Corneal Ulcer (non-traumatic)
- Usually more painful than conjunctivitis, often with decreased visual acuity
- Diagnosis obvious on fluorescein staining of cornea.  Dendritic pattern is suggestive of herpes simplex
- Use of contact lenses is suggestive of microbial infection
Refrain from contact lens use until healed
Refer to Ophthalmology  
Acute Angle-closure Glaucoma
Rare but serious.  
The presentation is often dramatic
Keys to diagnosis:
- Pain, often severe
- Decreased visual acuity
- Cloudy cornea
- Patient generally looks and feels unwell
- Pupil may be fixed mid-dilated 
- Photophobia
- Increased intraocular pressure  
- Immediate referral to Ophthalmology. 
Iritis (Anterior uveitis)
- Not uncommon cause of red eye
- Auto-immune inflammation of iris +/- ciliary body
- Sometimes associated with other auto-immune conditions.
Keys to diagnosis:
- Painful red eye
- Photophobia ++
- No discharge
- Often have a past history of iritis
- Cloudy anterior chamber activity
- Pupil may be irregular and poorly reactive to light.  
All patients should be referred to Ophthalmology.  
Treatment essentially consists of topical steroids and mydriatics.   

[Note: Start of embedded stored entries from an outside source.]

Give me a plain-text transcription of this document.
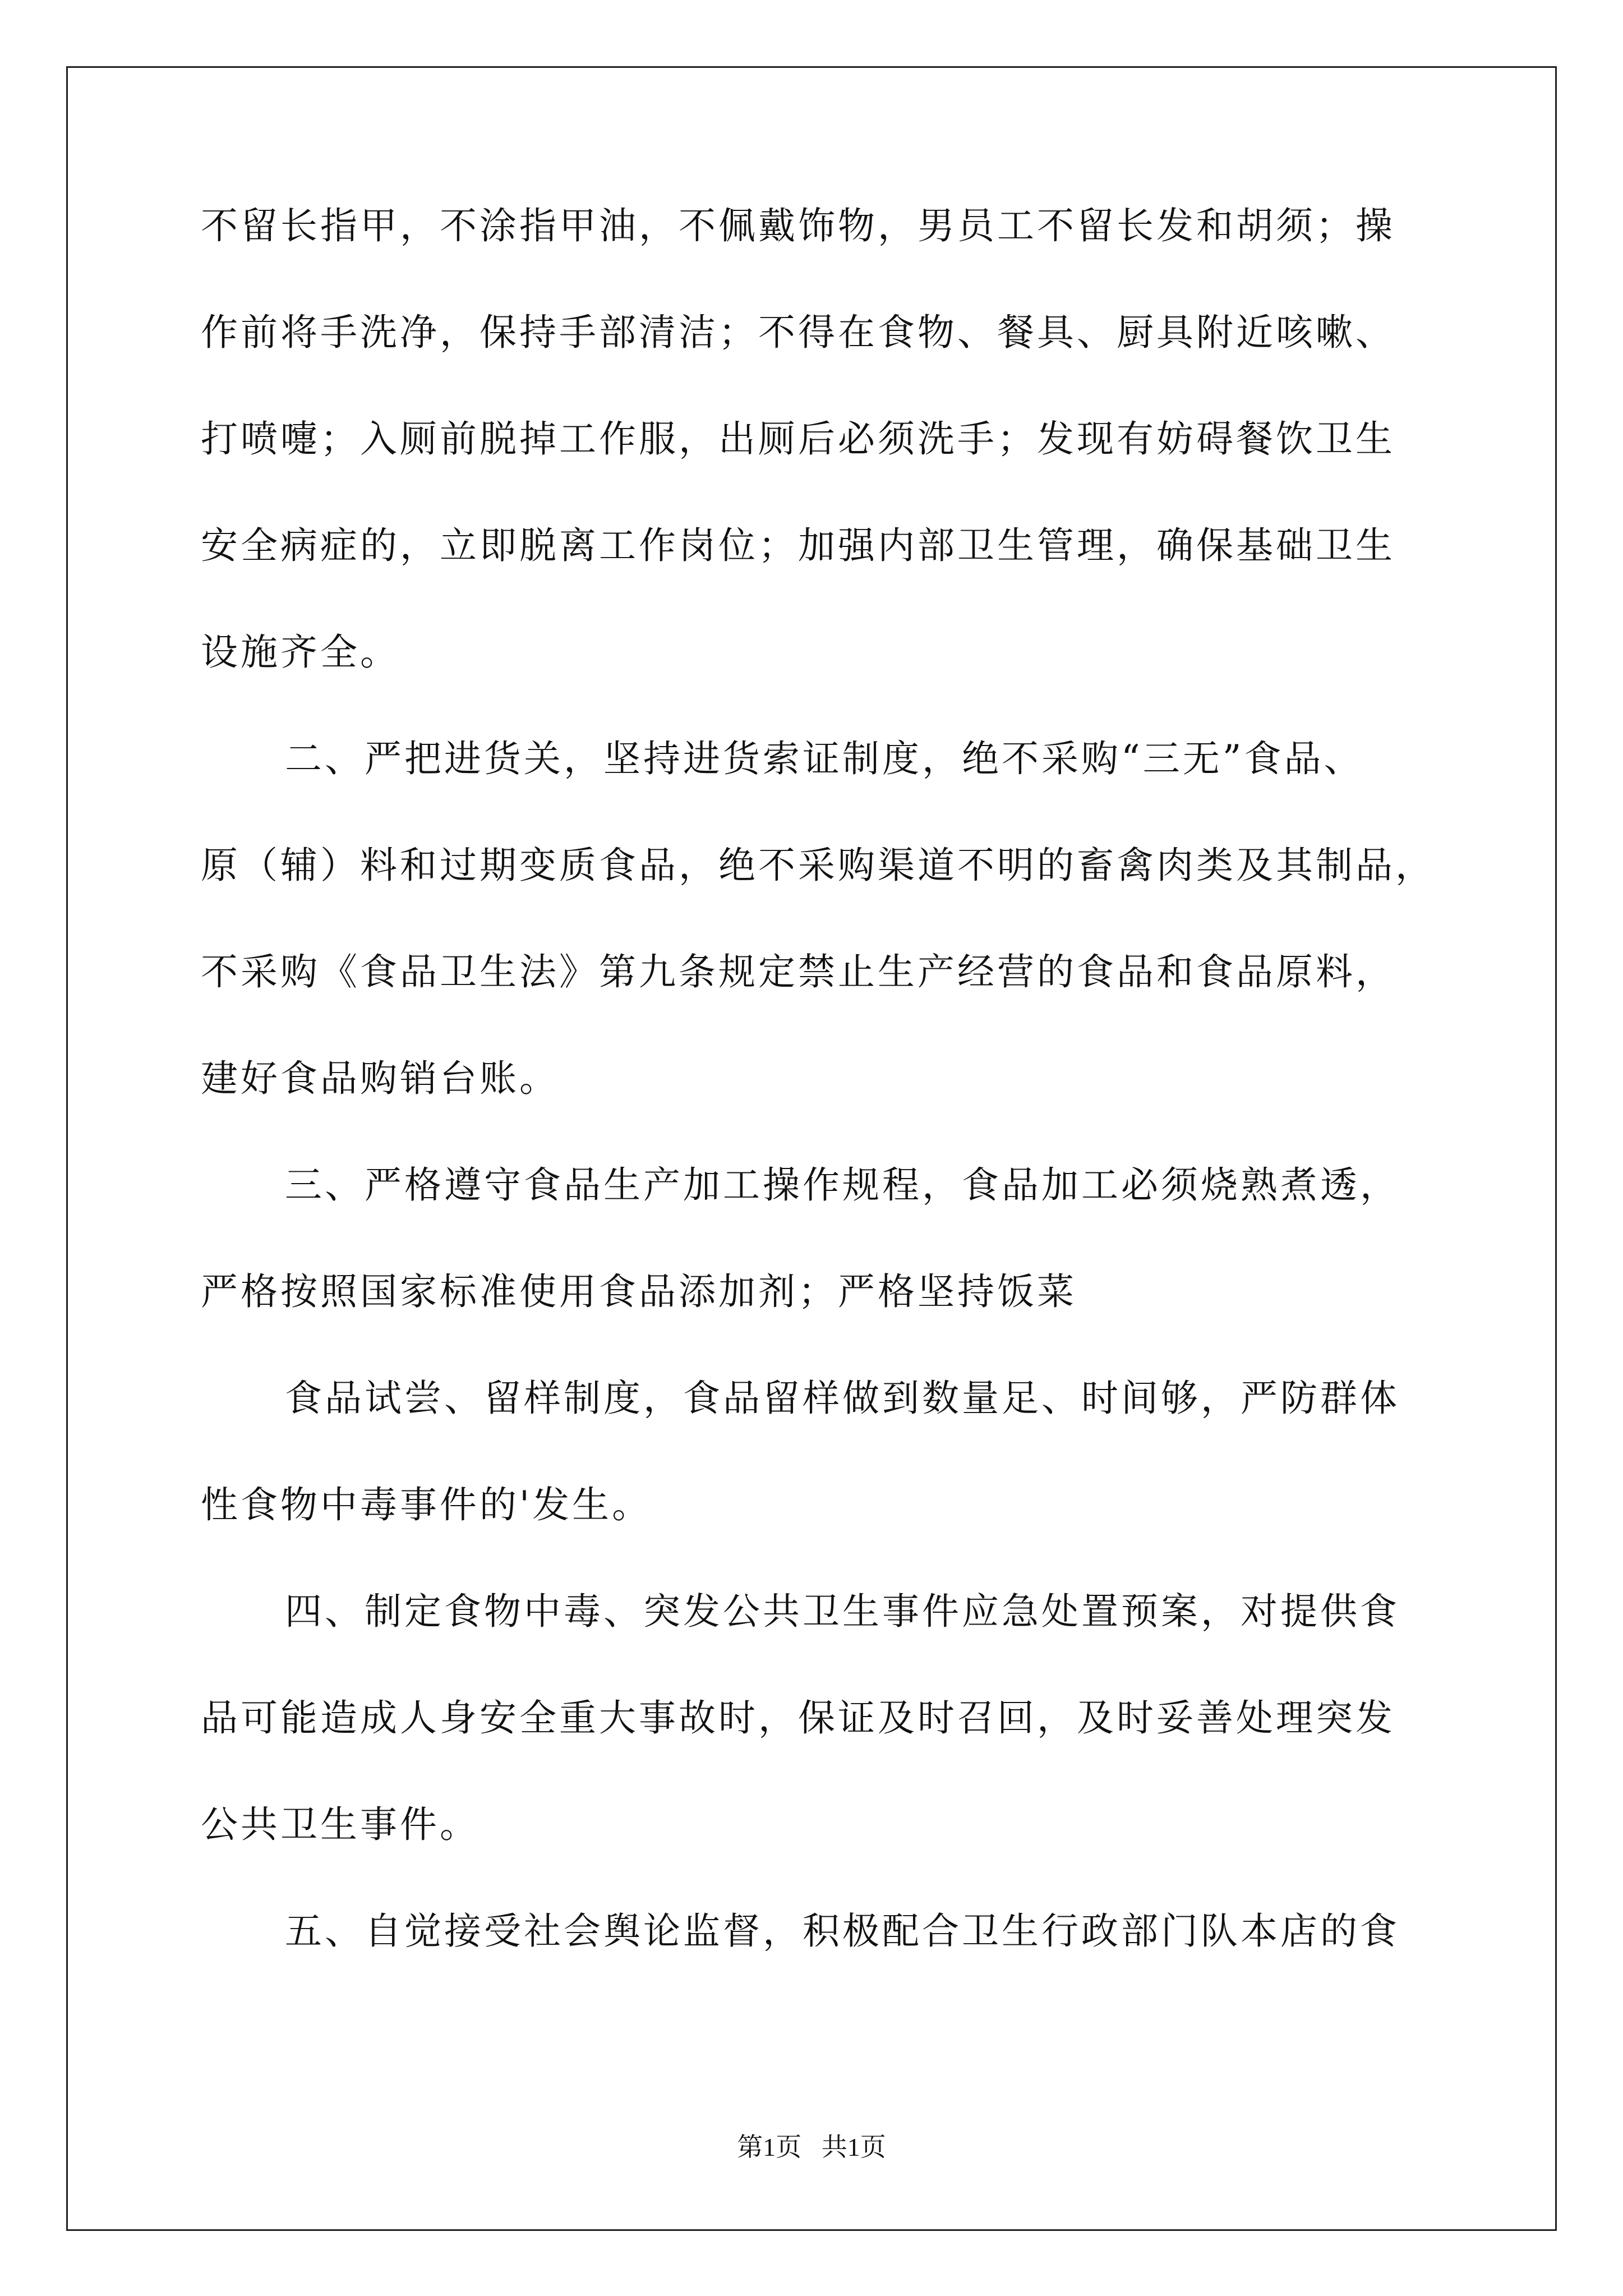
不留长指甲，不涂指甲油，不佩戴饰物，男员工不留长发和胡须；操
作前将手洗净，保持手部清洁；不得在食物、餐具、厨具附近咳嗽、
打喷嚏；入厕前脱掉工作服，出厕后必须洗手；发现有妨碍餐饮卫生
安全病症的，立即脱离工作岗位；加强内部卫生管理，确保基础卫生
设施齐全。
二、严把进货关，坚持进货索证制度，绝不采购“三无”食品、
原（辅）料和过期变质食品，绝不采购渠道不明的畜禽肉类及其制品，
不采购《食品卫生法》第九条规定禁止生产经营的食品和食品原料，
建好食品购销台账。
三、严格遵守食品生产加工操作规程，食品加工必须烧熟煮透，
严格按照国家标准使用食品添加剂；严格坚持饭菜
食品试尝、留样制度，食品留样做到数量足、时间够，严防群体
性食物中毒事件的'发生。
四、制定食物中毒、突发公共卫生事件应急处置预案，对提供食
品可能造成人身安全重大事故时，保证及时召回，及时妥善处理突发
公共卫生事件。
五、自觉接受社会舆论监督，积极配合卫生行政部门队本店的食
第1页 共1页
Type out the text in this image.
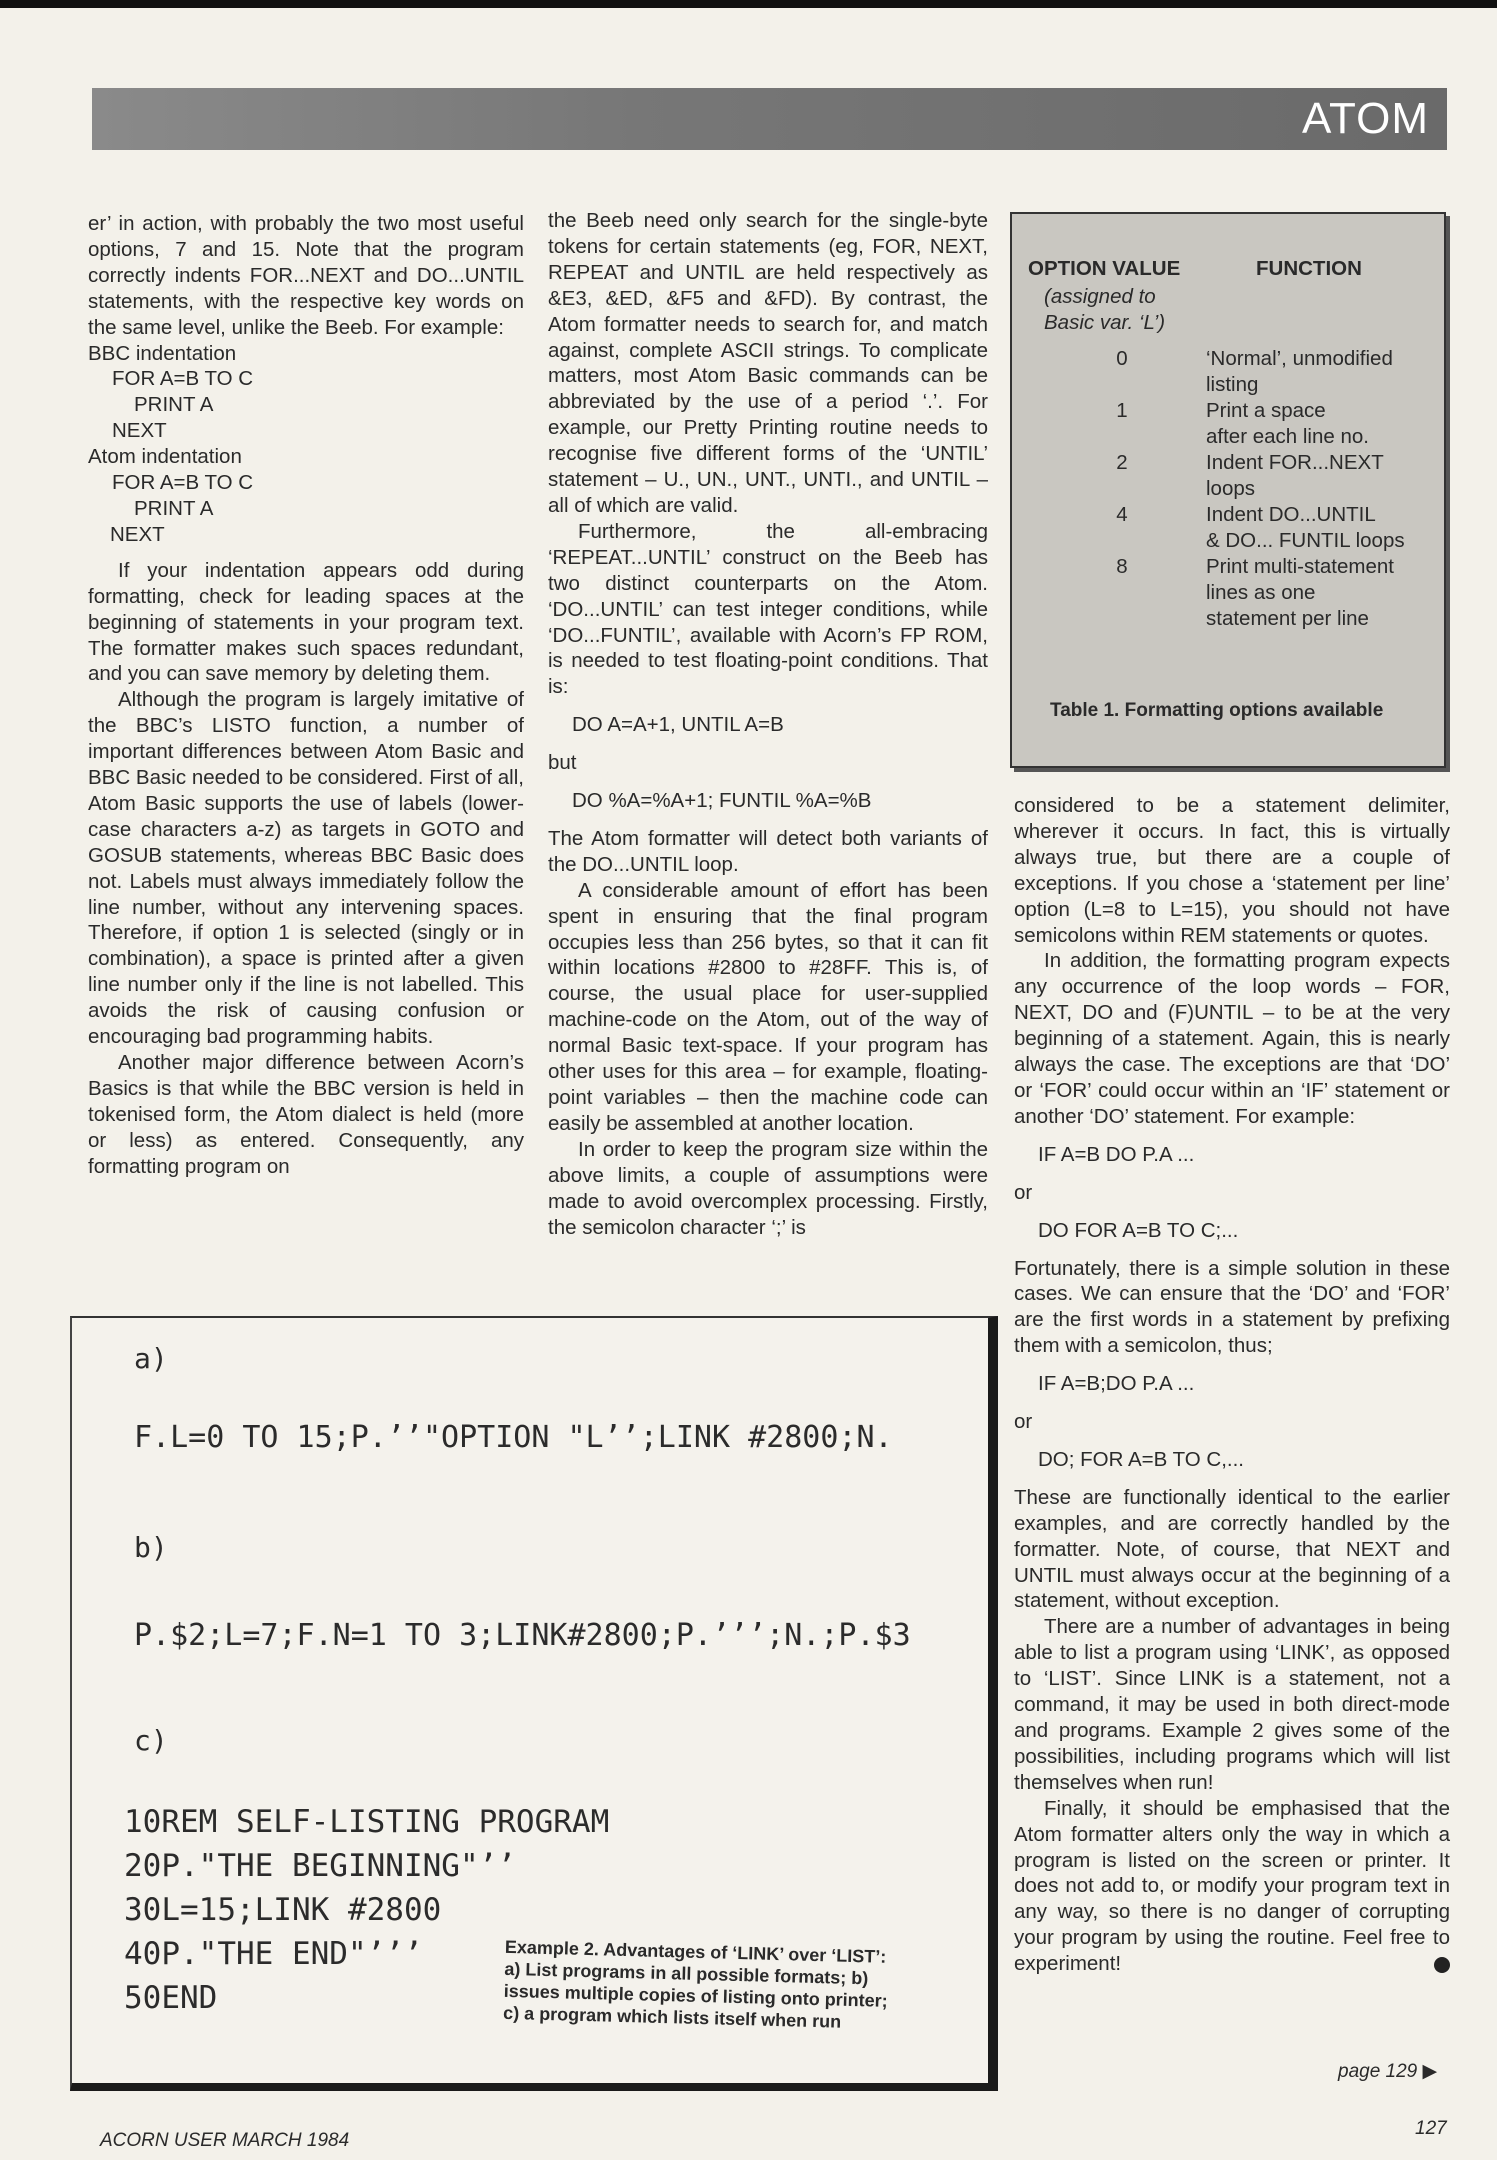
ATOM

er’ in action, with probably the two most useful options, 7 and 15. Note that the program correctly indents FOR...NEXT and DO...UNTIL statements, with the respective key words on the same level, unlike the Beeb. For example:

BBC indentation

FOR A=B TO C

PRINT A

NEXT

Atom indentation

FOR A=B TO C

PRINT A

NEXT

If your indentation appears odd during formatting, check for leading spaces at the beginning of statements in your program text. The formatter makes such spaces redundant, and you can save memory by deleting them.

Although the program is largely imitative of the BBC’s LISTO function, a number of important differences between Atom Basic and BBC Basic needed to be considered. First of all, Atom Basic supports the use of labels (lower-case characters a-z) as targets in GOTO and GOSUB statements, whereas BBC Basic does not. Labels must always immediately follow the line number, without any intervening spaces. Therefore, if option 1 is selected (singly or in combination), a space is printed after a given line number only if the line is not labelled. This avoids the risk of causing confusion or encouraging bad programming habits.

Another major difference between Acorn’s Basics is that while the BBC version is held in tokenised form, the Atom dialect is held (more or less) as entered. Consequently, any formatting program on

the Beeb need only search for the single-byte tokens for certain statements (eg, FOR, NEXT, REPEAT and UNTIL are held respectively as &E3, &ED, &F5 and &FD). By contrast, the Atom formatter needs to search for, and match against, complete ASCII strings. To complicate matters, most Atom Basic commands can be abbreviated by the use of a period ‘.’. For example, our Pretty Printing routine needs to recognise five different forms of the ‘UNTIL’ statement – U., UN., UNT., UNTI., and UNTIL – all of which are valid.

Furthermore, the all-embracing ‘REPEAT...UNTIL’ construct on the Beeb has two distinct counterparts on the Atom. ‘DO...UNTIL’ can test integer conditions, while ‘DO...FUNTIL’, available with Acorn’s FP ROM, is needed to test floating-point conditions. That is:

DO A=A+1, UNTIL A=B

but

DO %A=%A+1; FUNTIL %A=%B

The Atom formatter will detect both variants of the DO...UNTIL loop.

A considerable amount of effort has been spent in ensuring that the final program occupies less than 256 bytes, so that it can fit within locations #2800 to #28FF. This is, of course, the usual place for user-supplied machine-code on the Atom, out of the way of normal Basic text-space. If your program has other uses for this area – for example, floating-point variables – then the machine code can easily be assembled at another location.

In order to keep the program size within the above limits, a couple of assumptions were made to avoid overcomplex processing. Firstly, the semicolon character ‘;’ is

OPTION VALUE	FUNCTION
(assigned to
Basic var. ‘L’)
0	‘Normal’, unmodified
listing
1	Print a space
after each line no.
2	Indent FOR...NEXT
loops
4	Indent DO...UNTIL
& DO... FUNTIL loops
8	Print multi-statement
lines as one
statement per line
Table 1. Formatting options available

considered to be a statement delimiter, wherever it occurs. In fact, this is virtually always true, but there are a couple of exceptions. If you chose a ‘statement per line’ option (L=8 to L=15), you should not have semicolons within REM statements or quotes.

In addition, the formatting program expects any occurrence of the loop words – FOR, NEXT, DO and (F)UNTIL – to be at the very beginning of a statement. Again, this is nearly always the case. The exceptions are that ‘DO’ or ‘FOR’ could occur within an ‘IF’ statement or another ‘DO’ statement. For example:

IF A=B DO P.A ...

or

DO FOR A=B TO C;...

Fortunately, there is a simple solution in these cases. We can ensure that the ‘DO’ and ‘FOR’ are the first words in a statement by prefixing them with a semicolon, thus;

IF A=B;DO P.A ...

or

DO; FOR A=B TO C,...

These are functionally identical to the earlier examples, and are correctly handled by the formatter. Note, of course, that NEXT and UNTIL must always occur at the beginning of a statement, without exception.

There are a number of advantages in being able to list a program using ‘LINK’, as opposed to ‘LIST’. Since LINK is a statement, not a command, it may be used in both direct-mode and programs. Example 2 gives some of the possibilities, including programs which will list themselves when run!

Finally, it should be emphasised that the Atom formatter alters only the way in which a program is listed on the screen or printer. It does not add to, or modify your program text in any way, so there is no danger of corrupting your program by using the routine. Feel free to experiment!

a)
F.L=0 TO 15;P.’’"OPTION "L’’;LINK #2800;N.
b)
P.$2;L=7;F.N=1 TO 3;LINK#2800;P.’’’;N.;P.$3
c)
10REM SELF-LISTING PROGRAM
20P."THE BEGINNING"’’
30L=15;LINK #2800
40P."THE END"’’’
50END
Example 2. Advantages of ‘LINK’ over ‘LIST’:
a) List programs in all possible formats; b)
issues multiple copies of listing onto printer;
c) a program which lists itself when run
page 129 ▶
ACORN USER MARCH 1984
127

Subconjunctival Haemorrhage
- Common, usually spontaneous but may be caused by straining  
- Painless except for mild foreign body sensation
- Check BP  
- No specific treatment is needed.  
- Usually resolves within two to six weeks 
Corneal Foreign Bodies
- Orbits should be x-rayed if Hx of using power tools or hammer and chisel.
- Corneal Foreign Bodies (CFB’s) should be removed using the slit-lamp  
- Instil one drop of Benoxinate (local anaesthetic) into the affected eye
- Examine the cornea
- A fluorescein examination should always be performed to assess for further corneal damage
- Use a 25 gauge needle on a 5ml syringe to remove the FB. Ask how to do this.
- Most rust-rings from metallic FBs can be removed on the same day with the 25 gauge needle. If unable, refer to Ophthalmology. Avoid over vigorous attempts at removal.
- All patients should be examined for subtarsal foreign bodies by eversion of the lids
- Prescribe antibiotic ointment,  such as chloramphenicol tds until the foreign body sensation disappears  
- Follow-up for small foreign bodies or abrasions is on a prn basis
Those with large abrasions or decreased visual acuity should be followed up by ophthalmology
- Eye patching is only indicated for a couple of hours after using local anaesthetic.
- Oral analgesia may be required 
Steroid eye drops are NOT to be prescribed by Emergency Department Staff
Local anaesthetic drops should not be given as TTAs.